Quds Press – June 5, 2025 – More than 130 news organizations and press freedom groups have called on Israel to grant international journalists “immediate, independent, and unrestricted” access to Gaza. They also urged full protection for Palestinian journalists working in there with over 200 journalists have been killed by Israeli forces in Gaza over the past 20 months.
At the initiative of Reporters Without Borders (RSF) and the Committee to Protect Journalists (CPJ), more than 130 international news outlets and press freedom groups – including FRANCE 24, RFI and Monte Carlo Doualiya – on Thursday issued a joint appeal, calling Israel’s near-total restrictions on press access to Gaza for 20 months “a situation that is without precedent in modern warfare”.
“Local journalists, those best positioned to tell the truth, face displacement and starvation,” they noted.
To date, 225 Palestinian journalists have been killed by the Israeli forces since the start of the Israeli genocide in October 2023, according to Gaza’s Government Media Office on Thursday.
Many more have been injured and face constant threats to their lives for doing their jobs: bearing witness. “This is a direct attack on press freedom and the right to information,” the letter read.
“At this pivotal moment, with renewed military action and efforts to resume the flow of humanitarian aid into Gaza, it is vital that Israel open Gaza’s borders for international journalists to be able to report freely and that Israel abides by its international obligations to protect journalists as civilians.”
Reporters Without Borders said last month in its World Press Freedom Index 2025 that Israeli forces killed nearly 200 journalists and media workers in the first 18 months of its war in Gaza, at least 42 of whom were killed while doing their job, adding that Palestine has become the world’s most dangerous state for journalists amid the Israeli war.

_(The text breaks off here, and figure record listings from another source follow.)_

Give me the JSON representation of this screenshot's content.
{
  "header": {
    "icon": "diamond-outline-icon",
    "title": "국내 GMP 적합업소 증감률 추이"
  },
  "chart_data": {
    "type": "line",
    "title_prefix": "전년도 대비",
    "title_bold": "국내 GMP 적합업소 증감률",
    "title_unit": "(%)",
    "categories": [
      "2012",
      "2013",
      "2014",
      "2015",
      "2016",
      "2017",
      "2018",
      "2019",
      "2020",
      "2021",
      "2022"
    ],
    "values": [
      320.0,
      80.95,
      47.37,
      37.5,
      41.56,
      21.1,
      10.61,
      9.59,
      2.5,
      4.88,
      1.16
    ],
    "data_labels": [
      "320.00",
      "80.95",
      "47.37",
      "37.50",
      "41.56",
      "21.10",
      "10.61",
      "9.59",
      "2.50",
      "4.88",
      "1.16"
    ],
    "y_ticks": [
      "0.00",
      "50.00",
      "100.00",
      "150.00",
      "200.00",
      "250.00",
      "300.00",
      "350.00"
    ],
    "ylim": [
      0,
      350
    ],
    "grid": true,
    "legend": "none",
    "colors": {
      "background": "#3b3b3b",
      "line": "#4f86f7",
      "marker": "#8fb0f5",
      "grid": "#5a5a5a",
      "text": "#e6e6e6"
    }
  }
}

“Trapped in the enclave, journalists in Gaza have no shelter and lack everything, including food and water,” said the Paris-based group, which is also known by its French acronym RSF.
“In the West Bank, journalists are routinely harassed and attacked by both settlers and Israeli forces, but repression reached new heights with a wave of arrests after 7 October, when impunity for crimes committed against journalists became a new rule.”

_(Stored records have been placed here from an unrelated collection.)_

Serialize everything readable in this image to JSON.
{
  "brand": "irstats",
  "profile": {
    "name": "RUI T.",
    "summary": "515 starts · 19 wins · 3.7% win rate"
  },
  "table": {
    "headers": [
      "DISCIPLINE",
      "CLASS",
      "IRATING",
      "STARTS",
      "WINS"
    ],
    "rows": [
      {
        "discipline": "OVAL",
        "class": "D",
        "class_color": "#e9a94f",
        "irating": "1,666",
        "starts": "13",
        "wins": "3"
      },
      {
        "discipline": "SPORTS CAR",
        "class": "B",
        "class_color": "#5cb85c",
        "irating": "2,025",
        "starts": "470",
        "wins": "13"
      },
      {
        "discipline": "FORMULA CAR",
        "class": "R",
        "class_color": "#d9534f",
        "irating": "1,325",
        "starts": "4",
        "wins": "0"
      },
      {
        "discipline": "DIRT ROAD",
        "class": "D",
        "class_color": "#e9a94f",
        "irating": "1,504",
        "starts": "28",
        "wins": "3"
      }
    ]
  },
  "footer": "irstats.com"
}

Israel’s genocidal war on Gaza has been considered the deadliest for journalists and media workers in the world in 30 years.
The Gaza Media Office said that Israel targeted journalists “in an attempt to suppress the Palestinian narrative and erase the truth. However, the occupation failed to break the will of our great people.”
Israel’s assault on Gaza has been the “worst ever conflict” for journalists, according to a recent report by the Watson Institute for International and Public Affairs.
The report, titled News Graveyards: How Dangers to War Reporters Endanger the World, said the Israeli assault on the Gaza Strip had “killed more journalists than the US Civil War, World Wars I and II, the Korean War, the Vietnam War (including the conflicts in Cambodia and Laos), the wars in Yugoslavia in the 1990s and 2000s, and the post-9/11 war in Afghanistan, combined”.
“In 2023, a journalist or media worker was, on average, killed or murdered every four days. In 2024, it was once every three days,” said the report.
“Most reporters harmed or killed, as is the case in Gaza, are local journalists.”
The Center for Protecting Palestinian Journalists (PJPS) said that the killing of journalists is part of a series of human rights violations committed by the Israeli occupation.
The Committee to Protect Journalists (CPJ) chief Jodie Ginsberg said in a statement, “The war in Gaza is unprecedented in its impact on journalists and demonstrates a major deterioration in global norms on protecting journalists in conflict zones, but it is far from the only place journalists are in danger.”
The advocacy group also accused Israel of attempting to stifle investigations into the killings, shift blame onto journalists for their own deaths, and ignoring its duty to hold its own military personnel accountable for the killings of so many media workers.
In a recent report, the International Federation of Journalists (IFJ) described 2024 as “one of the worst years” for media professionals. It condemned the “massacre taking place in Palestine before the eyes of the entire world.”